Он проскользнул в дверь бочком между толстыми стеклянными глыбами, словно пытаясь сделаться невидимым. И там ждут нахальные посетители? Едва ли. Просто удирает от свидетеля, который может повернуть дело не в его пользу, опираясь на сторонние, но, как правило, решающие обстоятельства… Бросив мне бодрую улыбку, маскирующую неприятности, Нямуните проследовала за ним. Твердый бесшумный шаг, широкие, чуть приподнятые плечи…
Проводив обоих придирчиво-подозрительным взглядом Айсте Зубовайте, я стал пасти собственную тень на убогой цветочной клумбе. Тень упорно цеплялась за цементный бортик тротуара, за чашу фонтана, я, мрачный, как эта тень, старался не думать о стыде, который будет жечь, когда Нямуните вынесет деньги.
Наконец захрустели в пальцах Нямуните розовые бумажки. Грудь ее вздымалась — бегом бежала по лестнице, а я-то был уверен, что нарочно заставляет ждать.
— Тридцать пять. Мне нужно тридцать пять!
— Доктор велел двадцать пять. — Она глядела куда-то в сторону, словно здесь не было не только доктора, но и меня самого.
— Тридцать пять, ни копейки меньше!
— Его же деньги, — упорно сопротивлялась она моему намерению выклянчить на десятку больше.
— Накиньте червонец от себя!

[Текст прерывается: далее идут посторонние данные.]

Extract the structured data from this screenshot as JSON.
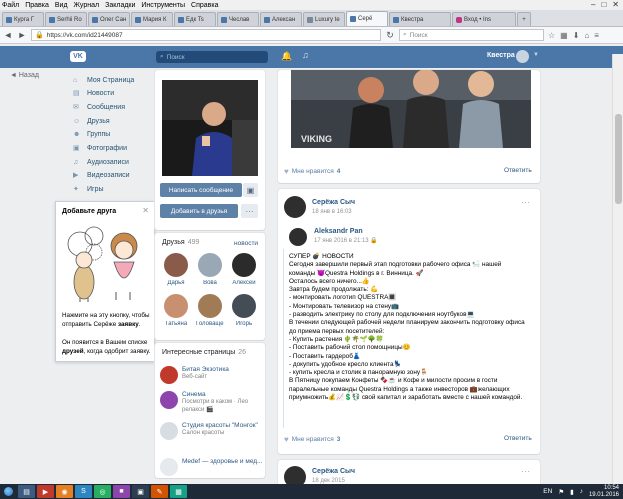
{
  "browser": {
    "menu": [
      "Файл",
      "Правка",
      "Вид",
      "Журнал",
      "Закладки",
      "Инструменты",
      "Справка"
    ],
    "tabs": [
      {
        "label": "Курга Г",
        "icon": "vk"
      },
      {
        "label": "Serhii Ro",
        "icon": "vk"
      },
      {
        "label": "Олег Сан",
        "icon": "vk"
      },
      {
        "label": "Мария К",
        "icon": "vk"
      },
      {
        "label": "Едк Ts",
        "icon": "vk"
      },
      {
        "label": "Чеслав",
        "icon": "vk"
      },
      {
        "label": "Алексан",
        "icon": "vk"
      },
      {
        "label": "Luxury te",
        "icon": "gen"
      },
      {
        "label": "Серё",
        "icon": "vk"
      },
      {
        "label": "Квестра",
        "icon": "vk"
      },
      {
        "label": "Вход • Ins",
        "icon": "ig"
      }
    ],
    "url": "https://vk.com/id21449087",
    "search_placeholder": "Поиск"
  },
  "vk_header": {
    "logo": "VK",
    "search_placeholder": "Поиск",
    "user_name": "Квестра"
  },
  "left_nav": {
    "back_label": "Назад",
    "items": [
      {
        "label": "Моя Страница",
        "icon": "home-icon",
        "glyph": "⌂"
      },
      {
        "label": "Новости",
        "icon": "news-icon",
        "glyph": "▤"
      },
      {
        "label": "Сообщения",
        "icon": "messages-icon",
        "glyph": "✉"
      },
      {
        "label": "Друзья",
        "icon": "friends-icon",
        "glyph": "☺"
      },
      {
        "label": "Группы",
        "icon": "groups-icon",
        "glyph": "☻"
      },
      {
        "label": "Фотографии",
        "icon": "photos-icon",
        "glyph": "▣"
      },
      {
        "label": "Аудиозаписи",
        "icon": "audio-icon",
        "glyph": "♫"
      },
      {
        "label": "Видеозаписи",
        "icon": "video-icon",
        "glyph": "▶"
      },
      {
        "label": "Игры",
        "icon": "games-icon",
        "glyph": "✦"
      }
    ]
  },
  "tooltip": {
    "title": "Добавьте друга",
    "p1_pre": "Нажмите на эту кнопку, чтобы отправить Серёже ",
    "p1_bold": "заявку",
    "p1_post": ".",
    "p2_pre": "Он появится в Вашем списке ",
    "p2_bold": "друзей",
    "p2_post": ", когда одобрит заявку."
  },
  "profile": {
    "send_message": "Написать сообщение",
    "add_friend": "Добавить в друзья",
    "more": "···"
  },
  "friends": {
    "title": "Друзья",
    "count": "499",
    "link": "новости",
    "items": [
      {
        "name": "Дарья",
        "color": "#8a5a4a"
      },
      {
        "name": "Вова",
        "color": "#9aa7b5"
      },
      {
        "name": "Алексей",
        "color": "#2b2b2b"
      },
      {
        "name": "Татьяна",
        "color": "#c88f70"
      },
      {
        "name": "Головаще...",
        "color": "#a07b55"
      },
      {
        "name": "Игорь",
        "color": "#444c55"
      }
    ]
  },
  "interesting": {
    "title": "Интересные страницы",
    "count": "26",
    "items": [
      {
        "name": "Битая Экзотика",
        "desc": "Веб-сайт",
        "color": "#c0392b"
      },
      {
        "name": "Синема",
        "desc": "Посмотри в каком · Лео релакси 🎬",
        "color": "#8e44ad"
      },
      {
        "name": "Студия красоты \"Монгок\"",
        "desc": "Салон красоты",
        "color": "#d8dde4"
      },
      {
        "name": "Medef — здоровье и мед...",
        "desc": "",
        "color": "#e6e9ed"
      }
    ]
  },
  "post1": {
    "likes_label": "Мне нравится",
    "likes": "4",
    "reply": "Ответить",
    "watermark": "VIKING"
  },
  "post2": {
    "author": "Серёжа Сыч",
    "date": "18 янв в 16:03",
    "repost_author": "Aleksandr Pan",
    "repost_date": "17 янв 2016 в 21:13 🔒",
    "text": [
      "СУПЕР 💣 НОВОСТИ",
      "Сегодня завершили первый этап подготовки рабочего офиса 🛀 нашей",
      "команды 😈Questra Holdings в г. Винница. 🚀",
      "Осталось всего ничего...👍",
      "Завтра будем продолжать: 💪",
      "- монтировать логотип QUESTRA🔳",
      "- Монтировать телевизор на стену📺",
      "- разводить электрику по столу для подключения ноутбуков💻",
      "В течении следующей рабочей недели планируем закончить подготовку офиса",
      "до приема первых посетителей:",
      "- Купить растения 🌵🌴🌱🌳🍀",
      "- Поставить рабочий стол помощницы😊",
      "- Поставить гардероб👗",
      "- докупить удобное кресло клиента💺",
      "- купить кресла и столик в панорамную зону🪑",
      "В Пятницу покупаем Конфеты 🍫☕ и Кофе и милости просим в гости",
      "паралельные команды Questra Holdings а также инвесторов 💼желающих",
      "приумножить💰📈💲💱 свой капитал и заработать вместе с нашей командой."
    ],
    "likes_label": "Мне нравится",
    "likes": "3",
    "reply": "Ответить"
  },
  "post3": {
    "author": "Серёжа Сыч",
    "date": "18 дек 2015"
  },
  "taskbar": {
    "lang": "EN",
    "time": "10:54",
    "date": "19.01.2016"
  }
}
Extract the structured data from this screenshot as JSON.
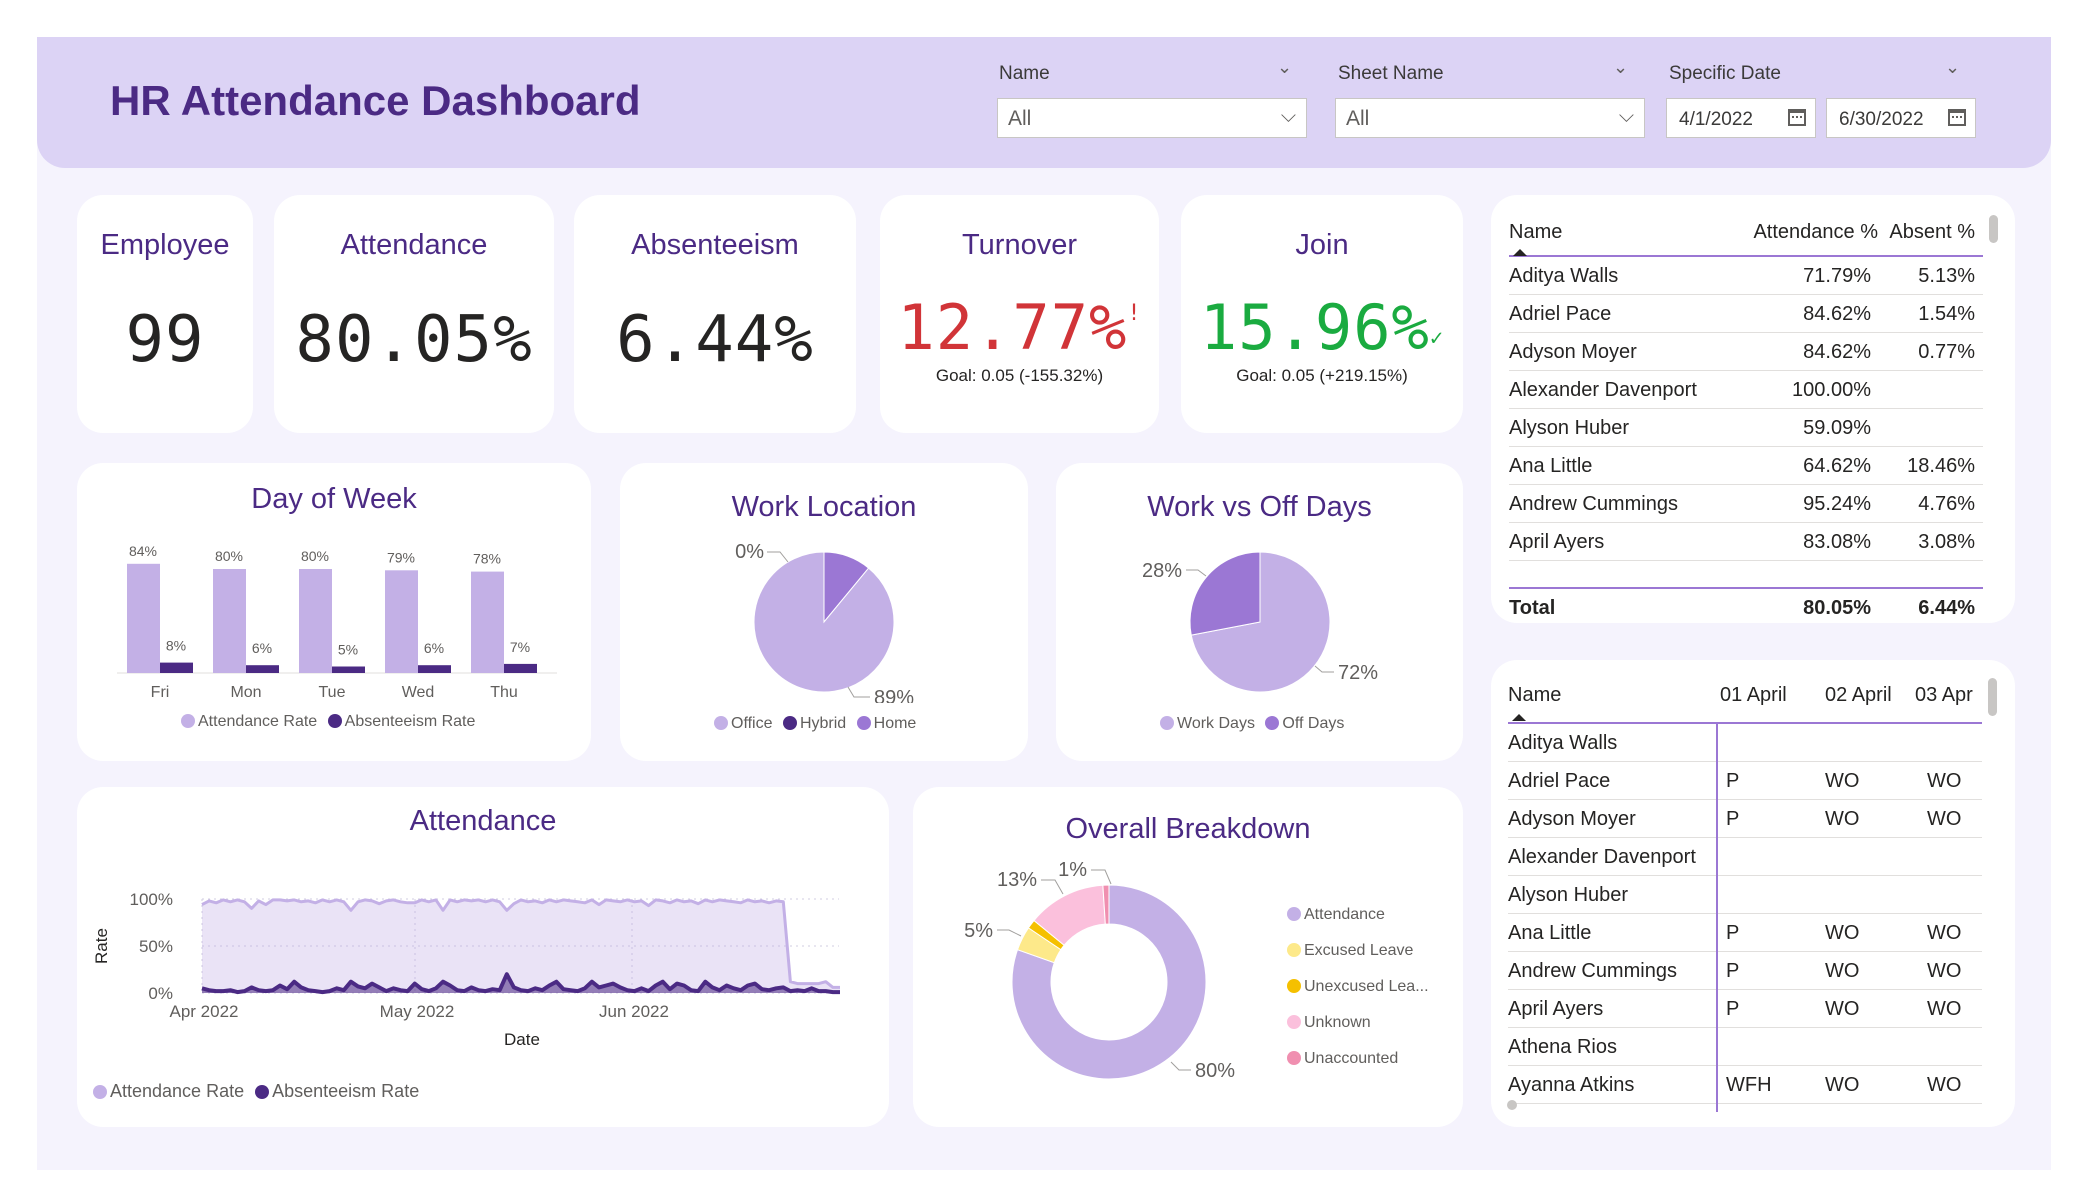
{
  "header": {
    "title": "HR Attendance Dashboard",
    "filters": [
      {
        "label": "Name",
        "value": "All"
      },
      {
        "label": "Sheet Name",
        "value": "All"
      },
      {
        "label": "Specific Date",
        "start": "4/1/2022",
        "end": "6/30/2022"
      }
    ]
  },
  "kpis": {
    "employee": {
      "label": "Employee",
      "value": "99"
    },
    "attendance": {
      "label": "Attendance",
      "value": "80.05%"
    },
    "absenteeism": {
      "label": "Absenteeism",
      "value": "6.44%"
    },
    "turnover": {
      "label": "Turnover",
      "value": "12.77%",
      "goal": "Goal: 0.05 (-155.32%)",
      "status": "!",
      "color": "#d13438"
    },
    "join": {
      "label": "Join",
      "value": "15.96%",
      "goal": "Goal: 0.05 (+219.15%)",
      "status": "✓",
      "color": "#1aab40"
    }
  },
  "colors": {
    "attendance": "#c3b0e6",
    "absenteeism": "#4b2a84",
    "home": "#9b77d4",
    "excused": "#fde98a",
    "unexcused": "#f5c000",
    "unknown": "#fbc0dc",
    "unaccounted": "#f08fb0"
  },
  "day_of_week": {
    "title": "Day of Week",
    "legend": [
      "Attendance Rate",
      "Absenteeism Rate"
    ],
    "chart_data": {
      "type": "bar",
      "categories": [
        "Fri",
        "Mon",
        "Tue",
        "Wed",
        "Thu"
      ],
      "series": [
        {
          "name": "Attendance Rate",
          "values": [
            84,
            80,
            80,
            79,
            78
          ],
          "labels": [
            "84%",
            "80%",
            "80%",
            "79%",
            "78%"
          ]
        },
        {
          "name": "Absenteeism Rate",
          "values": [
            8,
            6,
            5,
            6,
            7
          ],
          "labels": [
            "8%",
            "6%",
            "5%",
            "6%",
            "7%"
          ]
        }
      ],
      "ylim": [
        0,
        100
      ]
    }
  },
  "work_location": {
    "title": "Work Location",
    "legend": [
      "Office",
      "Hybrid",
      "Home"
    ],
    "labels": [
      "0%",
      "89%"
    ],
    "chart_data": {
      "type": "pie",
      "categories": [
        "Office",
        "Hybrid",
        "Home"
      ],
      "values": [
        89,
        0,
        11
      ]
    }
  },
  "work_vs_off": {
    "title": "Work vs Off Days",
    "legend": [
      "Work Days",
      "Off Days"
    ],
    "labels": [
      "28%",
      "72%"
    ],
    "chart_data": {
      "type": "pie",
      "categories": [
        "Work Days",
        "Off Days"
      ],
      "values": [
        72,
        28
      ]
    }
  },
  "attendance_trend": {
    "title": "Attendance",
    "ylabel": "Rate",
    "xlabel": "Date",
    "yticks": [
      "100%",
      "50%",
      "0%"
    ],
    "xticks": [
      "Apr 2022",
      "May 2022",
      "Jun 2022"
    ],
    "legend": [
      "Attendance Rate",
      "Absenteeism Rate"
    ],
    "chart_data": {
      "type": "area",
      "x_start": "2022-04-01",
      "ylim": [
        0,
        100
      ],
      "series": [
        {
          "name": "Attendance Rate",
          "values": [
            94,
            98,
            96,
            99,
            97,
            99,
            97,
            90,
            98,
            94,
            99,
            99,
            98,
            99,
            97,
            98,
            96,
            99,
            97,
            99,
            97,
            88,
            97,
            99,
            98,
            95,
            98,
            99,
            97,
            96,
            96,
            99,
            97,
            99,
            88,
            99,
            97,
            99,
            98,
            99,
            97,
            99,
            97,
            88,
            95,
            99,
            97,
            98,
            96,
            99,
            97,
            99,
            98,
            97,
            96,
            99,
            94,
            99,
            98,
            97,
            99,
            97,
            98,
            93,
            99,
            98,
            96,
            99,
            97,
            98,
            95,
            99,
            97,
            99,
            98,
            97,
            96,
            99,
            97,
            98,
            96,
            98,
            97,
            12,
            10,
            10,
            10,
            10,
            12,
            6,
            6
          ]
        },
        {
          "name": "Absenteeism Rate",
          "values": [
            5,
            3,
            2,
            2,
            3,
            1,
            2,
            6,
            3,
            2,
            3,
            8,
            4,
            12,
            6,
            3,
            2,
            1,
            2,
            5,
            3,
            12,
            7,
            5,
            10,
            6,
            2,
            5,
            3,
            2,
            10,
            4,
            2,
            5,
            12,
            8,
            3,
            2,
            6,
            3,
            2,
            4,
            3,
            20,
            6,
            3,
            2,
            5,
            3,
            8,
            12,
            4,
            3,
            2,
            5,
            12,
            6,
            8,
            10,
            6,
            3,
            2,
            5,
            2,
            8,
            12,
            4,
            10,
            8,
            3,
            2,
            12,
            6,
            3,
            8,
            5,
            3,
            8,
            10,
            4,
            3,
            5,
            6,
            2,
            3,
            2,
            5,
            2,
            2,
            1,
            1
          ]
        }
      ]
    }
  },
  "overall_breakdown": {
    "title": "Overall Breakdown",
    "labels": [
      "1%",
      "13%",
      "5%",
      "80%"
    ],
    "legend": [
      "Attendance",
      "Excused Leave",
      "Unexcused Lea...",
      "Unknown",
      "Unaccounted"
    ],
    "chart_data": {
      "type": "pie",
      "categories": [
        "Attendance",
        "Excused Leave",
        "Unexcused Leave",
        "Unknown",
        "Unaccounted"
      ],
      "values": [
        80,
        4,
        1.5,
        13,
        1
      ]
    }
  },
  "summary_table": {
    "columns": [
      "Name",
      "Attendance %",
      "Absent %"
    ],
    "rows": [
      [
        "Aditya Walls",
        "71.79%",
        "5.13%"
      ],
      [
        "Adriel Pace",
        "84.62%",
        "1.54%"
      ],
      [
        "Adyson Moyer",
        "84.62%",
        "0.77%"
      ],
      [
        "Alexander Davenport",
        "100.00%",
        ""
      ],
      [
        "Alyson Huber",
        "59.09%",
        ""
      ],
      [
        "Ana Little",
        "64.62%",
        "18.46%"
      ],
      [
        "Andrew Cummings",
        "95.24%",
        "4.76%"
      ],
      [
        "April Ayers",
        "83.08%",
        "3.08%"
      ]
    ],
    "total": [
      "Total",
      "80.05%",
      "6.44%"
    ]
  },
  "daily_table": {
    "columns": [
      "Name",
      "01 April",
      "02 April",
      "03 Apr"
    ],
    "rows": [
      [
        "Aditya Walls",
        "",
        "",
        ""
      ],
      [
        "Adriel Pace",
        "P",
        "WO",
        "WO"
      ],
      [
        "Adyson Moyer",
        "P",
        "WO",
        "WO"
      ],
      [
        "Alexander Davenport",
        "",
        "",
        ""
      ],
      [
        "Alyson Huber",
        "",
        "",
        ""
      ],
      [
        "Ana Little",
        "P",
        "WO",
        "WO"
      ],
      [
        "Andrew Cummings",
        "P",
        "WO",
        "WO"
      ],
      [
        "April Ayers",
        "P",
        "WO",
        "WO"
      ],
      [
        "Athena Rios",
        "",
        "",
        ""
      ],
      [
        "Ayanna Atkins",
        "WFH",
        "WO",
        "WO"
      ]
    ]
  }
}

Верну вам лично. Старику докладывать необязательно. Ясно?
— Какому еще старику? — вспыхнула она и осуждающе глянула на меня — в ней, как в оркестре, играющем вразнобой, боролись противоречивые чувства. Нравится мне дирижировать несыгранным оркестром — иной раз такого „петуха“ даст, что ахнешь от удивления. В этой какофонии чувств, хлынувших по велению моей дирижерской палочки, билась, как птица, неосторожно влетевшая в забитую мебелью комнату, основная мелодия — покорность и уважение к высшему существу, то есть к доктору Наримантасу, а может, и еще кое-что, но за недостатком времени я не стал вникать. Свистят крылья, ударяются о мебель, бьются в обольстительно прозрачное стекло окон… Я не чужой ее божку, посему снисходит и на меня частица благоволения. — Мне не поручено спрашивать, на что они пойдут… Но послушайтесь доброго совета, не транжирьте на спиртное, — и она косится на меня — не взорвусь ли?